«Intrappolato sotto la pioggia di bombe, sono un miracolato»

Il ricordo dell’artista Sarchiapone: a 92 anni non dimentico, quando mi liberarono dalle macerie corsi dalla mamma
PESCARA. «Rimasi svenuto per ore sotto le macerie. Mi salvò una trave, sotto la quale rimasi incastrato ma mi garantì aria per respirare. Quando rinvenni, ebbi paura di morire. Sentivo le urla disperate di chi era rimasto intrappolato come me, i soccorritori ci cercavano, alla fine era già buio quando mi tirarono fuori dai calcinacci, sanguinante ma vivo. Avevo solo 12 anni». Sono nitidi i ricordi di Irmo Sarchiapone, maestro incisore pescarese conosciuto come Mimmo, 92 anni: impossibile dimenticare il giorno in cui su Pescara piovvero bombe dal cielo, all’ora di pranzo. Ottanta anni dopo è come se il tempo si fosse fermato. «Ogni anno, tra agosto e settembre, festeggio un secondo compleanno. E quest’anno è ancora più importante perché nel luogo in cui rischiai di morire, in via Michelangelo, nascerà un museo che ospiterà le mie opere, 650 lastre incise». In occasione dell’anniversario dei bombardamenti su Pescara (maggio, 31 agosto, 27 e 30 settembre) ieri sera l’amministrazione comunale, con il sindaco Carlo Masci e il presidente del consiglio comunale, Marcello Antonelli, il prefetto Giancarlo Di Vincenzo, hanno deposto una corona d’alloro ai piedi della lapide posta sul muro scheggiato dagli ordini bellici della pinetina davanti alla stazione, per commemorare morti, feriti, mutilati e sfollati.

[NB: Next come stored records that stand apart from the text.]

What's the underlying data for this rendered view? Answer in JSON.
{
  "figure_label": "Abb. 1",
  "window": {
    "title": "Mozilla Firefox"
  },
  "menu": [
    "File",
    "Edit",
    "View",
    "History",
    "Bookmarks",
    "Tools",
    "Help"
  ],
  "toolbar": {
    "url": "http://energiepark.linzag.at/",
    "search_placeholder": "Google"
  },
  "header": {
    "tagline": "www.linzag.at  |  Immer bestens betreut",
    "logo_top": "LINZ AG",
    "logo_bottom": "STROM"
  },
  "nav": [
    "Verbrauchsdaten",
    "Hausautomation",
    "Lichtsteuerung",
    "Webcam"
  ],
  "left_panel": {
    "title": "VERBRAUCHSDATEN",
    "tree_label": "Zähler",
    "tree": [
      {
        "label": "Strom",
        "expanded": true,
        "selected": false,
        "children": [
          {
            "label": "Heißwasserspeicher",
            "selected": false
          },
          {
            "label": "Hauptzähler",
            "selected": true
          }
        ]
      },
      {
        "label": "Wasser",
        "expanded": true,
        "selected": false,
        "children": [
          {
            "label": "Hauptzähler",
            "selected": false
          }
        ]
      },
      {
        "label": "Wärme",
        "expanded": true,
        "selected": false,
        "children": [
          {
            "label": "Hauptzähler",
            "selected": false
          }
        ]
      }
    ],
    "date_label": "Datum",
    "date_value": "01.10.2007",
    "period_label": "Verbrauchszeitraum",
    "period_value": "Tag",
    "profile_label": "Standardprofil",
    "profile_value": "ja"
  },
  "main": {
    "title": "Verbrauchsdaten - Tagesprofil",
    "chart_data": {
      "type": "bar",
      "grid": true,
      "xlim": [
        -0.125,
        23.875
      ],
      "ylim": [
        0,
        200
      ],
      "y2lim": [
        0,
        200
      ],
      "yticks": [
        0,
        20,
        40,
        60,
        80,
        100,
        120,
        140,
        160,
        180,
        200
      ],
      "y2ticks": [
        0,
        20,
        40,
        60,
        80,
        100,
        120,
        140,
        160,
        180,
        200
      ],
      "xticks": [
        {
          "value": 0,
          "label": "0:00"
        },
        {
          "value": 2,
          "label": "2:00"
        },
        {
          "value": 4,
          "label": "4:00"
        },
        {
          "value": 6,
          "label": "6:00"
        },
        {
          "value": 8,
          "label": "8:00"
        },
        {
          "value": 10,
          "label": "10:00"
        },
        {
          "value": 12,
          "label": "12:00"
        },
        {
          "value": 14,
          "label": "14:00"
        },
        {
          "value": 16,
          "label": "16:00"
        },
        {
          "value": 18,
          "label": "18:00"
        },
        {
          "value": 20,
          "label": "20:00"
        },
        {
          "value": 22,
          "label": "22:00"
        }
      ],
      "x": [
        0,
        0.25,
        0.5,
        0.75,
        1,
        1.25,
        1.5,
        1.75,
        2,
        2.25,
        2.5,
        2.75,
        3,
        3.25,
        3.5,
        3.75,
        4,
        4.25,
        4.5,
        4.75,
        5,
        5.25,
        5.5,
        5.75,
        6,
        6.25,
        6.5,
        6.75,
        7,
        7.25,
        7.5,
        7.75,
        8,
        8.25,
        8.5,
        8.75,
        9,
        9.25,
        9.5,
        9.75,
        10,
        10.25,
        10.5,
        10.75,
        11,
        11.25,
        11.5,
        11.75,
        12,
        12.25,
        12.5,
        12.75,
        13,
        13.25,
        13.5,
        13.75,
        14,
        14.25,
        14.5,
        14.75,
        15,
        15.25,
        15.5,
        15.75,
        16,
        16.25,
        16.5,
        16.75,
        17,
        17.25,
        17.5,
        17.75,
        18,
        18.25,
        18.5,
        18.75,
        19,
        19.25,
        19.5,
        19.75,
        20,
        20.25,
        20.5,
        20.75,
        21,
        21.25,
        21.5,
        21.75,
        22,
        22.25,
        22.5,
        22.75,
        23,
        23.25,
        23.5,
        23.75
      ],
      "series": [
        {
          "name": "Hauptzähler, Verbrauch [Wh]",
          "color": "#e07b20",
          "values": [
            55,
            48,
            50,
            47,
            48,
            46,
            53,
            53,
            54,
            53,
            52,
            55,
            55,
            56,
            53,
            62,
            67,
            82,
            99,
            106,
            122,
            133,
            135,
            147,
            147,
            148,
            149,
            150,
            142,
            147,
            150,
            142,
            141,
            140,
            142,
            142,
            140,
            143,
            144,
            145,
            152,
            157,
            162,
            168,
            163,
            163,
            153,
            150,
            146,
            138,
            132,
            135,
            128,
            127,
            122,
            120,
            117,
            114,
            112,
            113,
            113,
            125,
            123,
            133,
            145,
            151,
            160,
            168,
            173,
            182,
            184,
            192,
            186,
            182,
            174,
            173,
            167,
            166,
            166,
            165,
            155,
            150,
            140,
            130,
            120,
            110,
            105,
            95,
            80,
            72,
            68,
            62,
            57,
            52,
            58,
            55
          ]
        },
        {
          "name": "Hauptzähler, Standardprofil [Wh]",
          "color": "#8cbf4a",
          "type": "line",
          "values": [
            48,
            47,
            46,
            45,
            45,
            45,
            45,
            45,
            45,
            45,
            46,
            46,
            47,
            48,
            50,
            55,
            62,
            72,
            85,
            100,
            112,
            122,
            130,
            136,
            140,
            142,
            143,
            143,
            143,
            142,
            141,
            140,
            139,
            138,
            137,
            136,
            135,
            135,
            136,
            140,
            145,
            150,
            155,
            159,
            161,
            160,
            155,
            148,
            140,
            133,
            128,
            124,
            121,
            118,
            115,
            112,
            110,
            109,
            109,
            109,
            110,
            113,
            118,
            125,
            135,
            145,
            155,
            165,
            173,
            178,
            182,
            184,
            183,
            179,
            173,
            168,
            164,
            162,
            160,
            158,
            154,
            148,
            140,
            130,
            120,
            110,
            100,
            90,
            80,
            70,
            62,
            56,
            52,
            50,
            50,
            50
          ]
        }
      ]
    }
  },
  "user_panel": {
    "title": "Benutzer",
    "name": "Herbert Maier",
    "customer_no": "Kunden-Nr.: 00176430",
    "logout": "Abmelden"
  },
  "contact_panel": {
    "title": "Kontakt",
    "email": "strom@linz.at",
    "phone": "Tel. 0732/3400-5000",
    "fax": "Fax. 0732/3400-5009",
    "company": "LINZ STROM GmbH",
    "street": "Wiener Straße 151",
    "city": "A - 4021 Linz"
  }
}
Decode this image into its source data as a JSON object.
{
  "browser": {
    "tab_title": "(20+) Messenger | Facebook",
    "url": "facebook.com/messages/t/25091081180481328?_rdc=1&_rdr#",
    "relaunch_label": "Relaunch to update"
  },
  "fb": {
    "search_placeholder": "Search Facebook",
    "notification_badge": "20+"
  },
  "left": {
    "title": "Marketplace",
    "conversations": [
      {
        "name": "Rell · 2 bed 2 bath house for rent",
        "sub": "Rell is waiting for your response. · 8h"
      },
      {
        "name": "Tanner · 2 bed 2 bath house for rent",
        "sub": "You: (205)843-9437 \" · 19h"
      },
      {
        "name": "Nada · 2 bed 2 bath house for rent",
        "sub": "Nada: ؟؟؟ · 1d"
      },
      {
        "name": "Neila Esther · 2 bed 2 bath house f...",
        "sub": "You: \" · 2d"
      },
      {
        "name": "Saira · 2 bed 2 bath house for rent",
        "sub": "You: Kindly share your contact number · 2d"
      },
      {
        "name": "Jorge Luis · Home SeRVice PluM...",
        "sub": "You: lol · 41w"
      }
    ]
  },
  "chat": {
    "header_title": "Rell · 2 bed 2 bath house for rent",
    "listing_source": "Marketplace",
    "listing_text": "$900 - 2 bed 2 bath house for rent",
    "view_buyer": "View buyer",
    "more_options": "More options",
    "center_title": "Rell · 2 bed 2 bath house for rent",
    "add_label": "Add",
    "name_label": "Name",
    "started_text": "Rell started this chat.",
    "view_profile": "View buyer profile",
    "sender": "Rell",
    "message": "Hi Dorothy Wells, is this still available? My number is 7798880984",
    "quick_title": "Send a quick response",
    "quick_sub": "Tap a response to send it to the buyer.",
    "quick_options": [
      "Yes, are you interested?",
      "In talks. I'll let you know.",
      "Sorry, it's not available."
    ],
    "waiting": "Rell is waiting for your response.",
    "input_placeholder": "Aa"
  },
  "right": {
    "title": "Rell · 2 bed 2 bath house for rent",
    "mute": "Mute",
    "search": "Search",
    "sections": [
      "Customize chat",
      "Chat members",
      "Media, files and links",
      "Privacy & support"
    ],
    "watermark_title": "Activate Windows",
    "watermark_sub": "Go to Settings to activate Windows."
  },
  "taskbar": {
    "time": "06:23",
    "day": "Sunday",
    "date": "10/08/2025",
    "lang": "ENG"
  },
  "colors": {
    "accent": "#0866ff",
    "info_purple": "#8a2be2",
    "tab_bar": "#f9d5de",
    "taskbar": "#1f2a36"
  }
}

«Era una giornata calda», racconta Sarchiapone, ex studente dell’Acerbo, dipendente Api e Total in pensione, residente a Montesilvano con la moglie Anna Maria Fruttuoso e padre di Valentino (scomparso all’età di 20 anni nel 1977) e di Eleonora, «io indossavo una canottiera e un pantaloncino. Stavo giocando in via Pisacane, all’epoca Vicolo Quarto, nel cortile di casa. Una vicina, la signora Regina, mi chiese di accompagnarla in stazione, affollata da una moltitudine di persone arrivate anche da Cappelle e Montesilvano, per saccheggiare il treno pieno di derrate alimentari. Io avevo il compito di badare al carretto che lei avrebbe riempito di farina, zucchero e patate. All’improvviso, la devastazione. Udii il sibilo degli aerei che arrivavano dal mare. Erano le 13 passate del 14 settembre, come il 31 agosto quando le bombe cominciarono a piombare su Pescara. Furono in tutto cinque o sei minuti di terrore: la gente correva come impazzita, ricordo il sangue, la morte, i silenzi. Impossibile dimenticare. Mollai il carretto e scappai verso via Michelangelo dove c’era un sottopassaggio e delle casette dentro le quali cercai rifugio. Gli ordigni colpirono quelle abitazioni. Rimanemmo sotto le macerie, io e altre persone. Per molte ore, dall’una. Rimasi svenuto per chissà quanto tempo sotto il pilastro che mi aveva salvato la vita. Quando mi svegliai, non vedevo nulla. Ero piccolo, avevo paura. Ci ricacciarono al buio. Udivo la gente sepolta, spaventata, che si disperava e chiedeva aiuto. I soccorritori riuscirono ad estrarmi sanguinante ma vivo. Corsi, anzi volai verso casa, non so neppure io come riuscii ad arrivare, vicino alla fornace Forlani. Trovai mia mamma Eleonora Micozzi e papà Valentino, con tutto il vicinato in preda al panico, temevano di non rivedermi più. Successivamente sfollammo ai Colli Innamorati in casa dei nonni Alfonso e Rosalia Di Biase e poi a Spoltore. Quell’esperienza ha cambiato la mia vita, sono consapevole di essere un sopravvissuto. Ogni anno è una rinascita, ma non dimenticherò mai il fischio degli ordigni bellici che distruggevano Pescara».